Heslop adds that in some mortality reviews, staff reported that they ‘lacked confidence in communicating with a person with learning disabilities and their family’, and this meant that the treatment the person received was different to what ‘you or I might expect’.

‘If somebody presented with behaviour that was a bit unusual or challenging, the reaction seemed to be either to make a judgment about their quality of life or to make assumptions about what they were able to tolerate in terms of healthcare interventions,’ she says.

‘Then they’d ‘watch and wait’, a little bit too long sometimes, or were reluctant to suggest timely investigations, which someone else with the same symptoms would have received.’

The LeDeR report recommends that mandatory learning disability awareness training should be provided to all staff – and Heslop says that senior managers must make sure those ‘prejudices and assumptions are not given any airtime’ by encouraging staff to really understand and get to know people with learning disabilities and their families.

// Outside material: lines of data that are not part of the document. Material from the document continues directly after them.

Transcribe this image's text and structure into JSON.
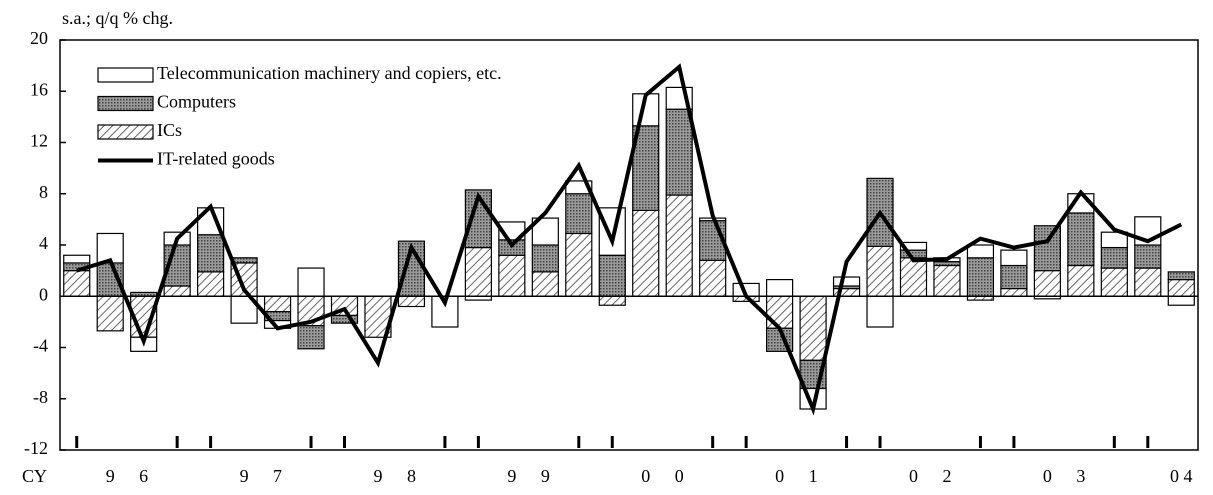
{
  "chart_data": {
    "type": "bar",
    "unit_label": "s.a.; q/q % chg.",
    "x_prefix": "CY",
    "categories": [
      null,
      "9",
      "6",
      null,
      null,
      "9",
      "7",
      null,
      null,
      "9",
      "8",
      null,
      null,
      "9",
      "9",
      null,
      null,
      "0",
      "0",
      null,
      null,
      "0",
      "1",
      null,
      null,
      "0",
      "2",
      null,
      null,
      "0",
      "3",
      null,
      null,
      "0 4"
    ],
    "series": [
      {
        "name": "Telecommunication machinery and copiers, etc.",
        "type": "bar",
        "color": "#ffffff",
        "pattern": "none",
        "values": [
          0.6,
          2.3,
          -1.1,
          1.0,
          2.1,
          -2.1,
          -0.6,
          2.2,
          0,
          0,
          0,
          -2.4,
          -0.3,
          1.4,
          2.1,
          1.0,
          3.7,
          2.5,
          1.7,
          0.2,
          1.0,
          1.3,
          -1.6,
          0.7,
          -2.4,
          0.6,
          0.3,
          1.0,
          1.2,
          -0.2,
          1.5,
          1.2,
          2.2,
          -0.7
        ]
      },
      {
        "name": "Computers",
        "type": "bar",
        "color": "#8c8c8c",
        "pattern": "dots",
        "values": [
          0.6,
          2.6,
          0.3,
          3.2,
          2.9,
          0.4,
          -0.7,
          -1.8,
          -0.6,
          0,
          4.3,
          0,
          4.5,
          1.2,
          2.1,
          3.1,
          3.2,
          6.6,
          6.7,
          3.1,
          0,
          -1.8,
          -2.2,
          0.2,
          5.3,
          0.6,
          0.3,
          3.0,
          1.8,
          3.5,
          4.1,
          1.6,
          1.8,
          0.6
        ]
      },
      {
        "name": "ICs",
        "type": "bar",
        "color": "#ffffff",
        "pattern": "hatch",
        "values": [
          2.0,
          -2.7,
          -3.2,
          0.8,
          1.9,
          2.6,
          -1.2,
          -2.3,
          -1.5,
          -3.2,
          -0.8,
          0,
          3.8,
          3.2,
          1.9,
          4.9,
          -0.7,
          6.7,
          7.9,
          2.8,
          -0.4,
          -2.5,
          -5.0,
          0.6,
          3.9,
          3.0,
          2.4,
          -0.3,
          0.6,
          2.0,
          2.4,
          2.2,
          2.2,
          1.3
        ]
      },
      {
        "name": "IT-related goods",
        "type": "line",
        "color": "#000000",
        "values": [
          2.0,
          2.8,
          -3.5,
          4.5,
          7.0,
          0.5,
          -2.5,
          -2.0,
          -1.0,
          -5.2,
          3.8,
          -0.5,
          7.8,
          4.0,
          6.5,
          10.2,
          4.3,
          15.7,
          17.9,
          6.3,
          0.0,
          -2.5,
          -8.8,
          2.7,
          6.5,
          2.8,
          2.9,
          4.5,
          3.8,
          4.3,
          8.1,
          5.2,
          4.3,
          5.6
        ]
      }
    ],
    "ylim": [
      -12,
      20
    ],
    "yticks": [
      -12,
      -8,
      -4,
      0,
      4,
      8,
      12,
      16,
      20
    ],
    "legend": "top-left"
  }
}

She recalls one positive example of a hospital that runs sessions called ‘See it My Way’ and invites people with learning disabilities to come in and talk about their experiences.

‘That’s the kind of approach really – where people with learning disabilities are actively engaged in more day-to-day contact with hospital staff. It breaks down some of those barriers so people are seen as people, not as conditions.’

‘Will and commitment’

But as Heslop concludes, ‘we should have moved beyond this by now’. The Death by Indifference report in 2007, the Healthcare for All report in 2008, and the Confidential Inquiry into the Premature Deaths of People with Learning Disabilities in 2013 all picked up on problems with the coordination of people’s care, the need to make reasonable adjustments, and adherence to the MCA and the 2010 Equality Act.

‘I find it saddening, frustrating and concerning that those same issues are still very much potential contributory factors to people’s deaths,’ she adds. ‘These are all issues we can tackle with will and commitment.’